A lot will depend on how much you like Sana and Zoroku and enjoy their company. Sana is very much a child, chatty and demanding and oblivious to how her unfiltered words can sound. Zoroku is unimpressed, scolding her even while they are complete strangers. He finds her magic dangerous and her personality “twisted”, but treats her both like a little girl who needs to be taught some manners and like an adult who needs to work for her keep. Having spent her life in a research lab with the ability to shape reality to her imagination, this dose of normalcy will be crucial for Sana to adjust to the real world, which no-one from her past expects her to be able to do.
However, you may not enjoy seeing this older man disciplining this young girl, even played for laughs and out of the kindness of his heart.

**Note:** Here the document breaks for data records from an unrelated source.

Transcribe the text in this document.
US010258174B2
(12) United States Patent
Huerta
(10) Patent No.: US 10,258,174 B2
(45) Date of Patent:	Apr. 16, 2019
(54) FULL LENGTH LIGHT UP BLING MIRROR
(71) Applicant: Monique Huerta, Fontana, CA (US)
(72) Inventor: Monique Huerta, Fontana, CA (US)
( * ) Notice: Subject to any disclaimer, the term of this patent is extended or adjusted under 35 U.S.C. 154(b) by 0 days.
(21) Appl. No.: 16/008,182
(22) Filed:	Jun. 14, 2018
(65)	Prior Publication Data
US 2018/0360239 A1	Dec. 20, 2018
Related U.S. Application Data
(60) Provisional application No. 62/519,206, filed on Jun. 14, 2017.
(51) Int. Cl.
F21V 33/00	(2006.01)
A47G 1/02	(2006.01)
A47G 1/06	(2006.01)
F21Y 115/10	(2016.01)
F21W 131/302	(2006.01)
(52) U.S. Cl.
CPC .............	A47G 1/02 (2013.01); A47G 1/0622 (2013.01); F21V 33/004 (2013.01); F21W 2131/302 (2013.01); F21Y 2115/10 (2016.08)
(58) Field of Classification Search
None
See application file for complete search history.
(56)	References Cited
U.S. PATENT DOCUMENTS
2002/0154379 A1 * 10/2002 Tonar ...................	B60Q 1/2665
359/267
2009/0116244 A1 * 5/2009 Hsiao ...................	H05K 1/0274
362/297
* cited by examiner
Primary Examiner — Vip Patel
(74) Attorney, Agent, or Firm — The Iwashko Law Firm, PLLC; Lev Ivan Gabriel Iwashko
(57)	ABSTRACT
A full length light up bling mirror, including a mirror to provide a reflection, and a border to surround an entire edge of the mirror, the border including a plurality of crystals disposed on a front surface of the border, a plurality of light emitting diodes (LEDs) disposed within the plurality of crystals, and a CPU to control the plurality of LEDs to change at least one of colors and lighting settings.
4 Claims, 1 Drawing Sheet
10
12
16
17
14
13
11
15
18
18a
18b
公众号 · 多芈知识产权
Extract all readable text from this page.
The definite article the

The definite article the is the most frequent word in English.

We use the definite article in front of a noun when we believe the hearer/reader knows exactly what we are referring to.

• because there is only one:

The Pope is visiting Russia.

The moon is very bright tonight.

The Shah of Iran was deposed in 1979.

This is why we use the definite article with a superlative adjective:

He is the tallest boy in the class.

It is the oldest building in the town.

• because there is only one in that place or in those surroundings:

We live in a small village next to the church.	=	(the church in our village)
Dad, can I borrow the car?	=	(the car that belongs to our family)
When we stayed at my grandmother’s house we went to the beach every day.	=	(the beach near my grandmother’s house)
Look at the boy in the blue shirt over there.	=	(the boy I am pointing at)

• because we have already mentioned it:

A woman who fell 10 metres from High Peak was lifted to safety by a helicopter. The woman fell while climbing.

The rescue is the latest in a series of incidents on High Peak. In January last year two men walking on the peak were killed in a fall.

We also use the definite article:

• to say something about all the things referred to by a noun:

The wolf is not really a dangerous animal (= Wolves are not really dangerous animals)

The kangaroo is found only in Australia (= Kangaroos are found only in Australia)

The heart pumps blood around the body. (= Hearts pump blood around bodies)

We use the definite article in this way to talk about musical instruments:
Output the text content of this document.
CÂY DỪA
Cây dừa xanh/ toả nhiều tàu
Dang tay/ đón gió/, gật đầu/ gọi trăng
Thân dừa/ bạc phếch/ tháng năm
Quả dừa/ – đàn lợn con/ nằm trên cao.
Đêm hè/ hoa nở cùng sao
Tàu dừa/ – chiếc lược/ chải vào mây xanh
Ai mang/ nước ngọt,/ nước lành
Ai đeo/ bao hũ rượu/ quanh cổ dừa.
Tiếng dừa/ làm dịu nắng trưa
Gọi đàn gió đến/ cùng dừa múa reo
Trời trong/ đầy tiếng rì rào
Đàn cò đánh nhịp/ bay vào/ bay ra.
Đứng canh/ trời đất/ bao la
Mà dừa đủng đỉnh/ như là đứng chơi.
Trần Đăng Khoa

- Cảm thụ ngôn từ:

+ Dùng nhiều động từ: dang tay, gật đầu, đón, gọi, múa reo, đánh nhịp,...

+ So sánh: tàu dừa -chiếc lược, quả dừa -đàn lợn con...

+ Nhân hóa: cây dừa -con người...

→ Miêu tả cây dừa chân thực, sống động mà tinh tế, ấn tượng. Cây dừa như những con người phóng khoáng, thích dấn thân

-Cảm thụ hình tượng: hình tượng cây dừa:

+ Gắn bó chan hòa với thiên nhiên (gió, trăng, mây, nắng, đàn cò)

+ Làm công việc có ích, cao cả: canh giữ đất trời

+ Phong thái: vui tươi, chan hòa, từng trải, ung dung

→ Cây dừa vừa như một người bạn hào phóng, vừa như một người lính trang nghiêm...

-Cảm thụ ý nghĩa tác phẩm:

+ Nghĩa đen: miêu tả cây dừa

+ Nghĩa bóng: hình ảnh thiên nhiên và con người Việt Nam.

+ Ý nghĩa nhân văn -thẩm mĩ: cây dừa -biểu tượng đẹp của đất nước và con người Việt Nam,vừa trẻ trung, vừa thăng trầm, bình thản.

It’s not just Sana, either – when a pair of twins chasing Sana end up causing problems, Zoroku doesn’t hesitate to knock them each on the head and snap at them in the middle of the street, to the applause of onlookers. Since none of the women from the opening sequence show up later, Zoroku’s likeability is a more important factor for the show than the size of the cast would suggest. This aspect of his personality and interactions with the children put me off him, though that won’t be everyone’s response.
It probably goes without saying, but the art style doesn’t work for me. I always like seeing old stories adapted in fresh ways for new audiences, but reimagining Tweedledee and Tweedledum or the White Rabbit (all of these are assumptions, nothing has been confirmed in the text) as cute, clumsy kids feels obvious. Dialling down the generic trait of ‘endearing’ and dialling up the individual personalities would go a long way to making this show live up to its potential.
And that’s what it all comes down to, for me at least: whether or not you watch the show will depend on how invested you are in what it could be. This show has the potential to be something really special, if it can weave together these different elements tightly and evenly enough. Unfortunately, even after a 45-minute premiere results are inconclusive, which means it will be over an hour of viewing before viewers will get any sense of whether or not the show can fulfill its own promise, which makes it a hard one to recommend. If you’re not sure about this one, best wait another week or two and see what trusted friends are saying before giving it your time.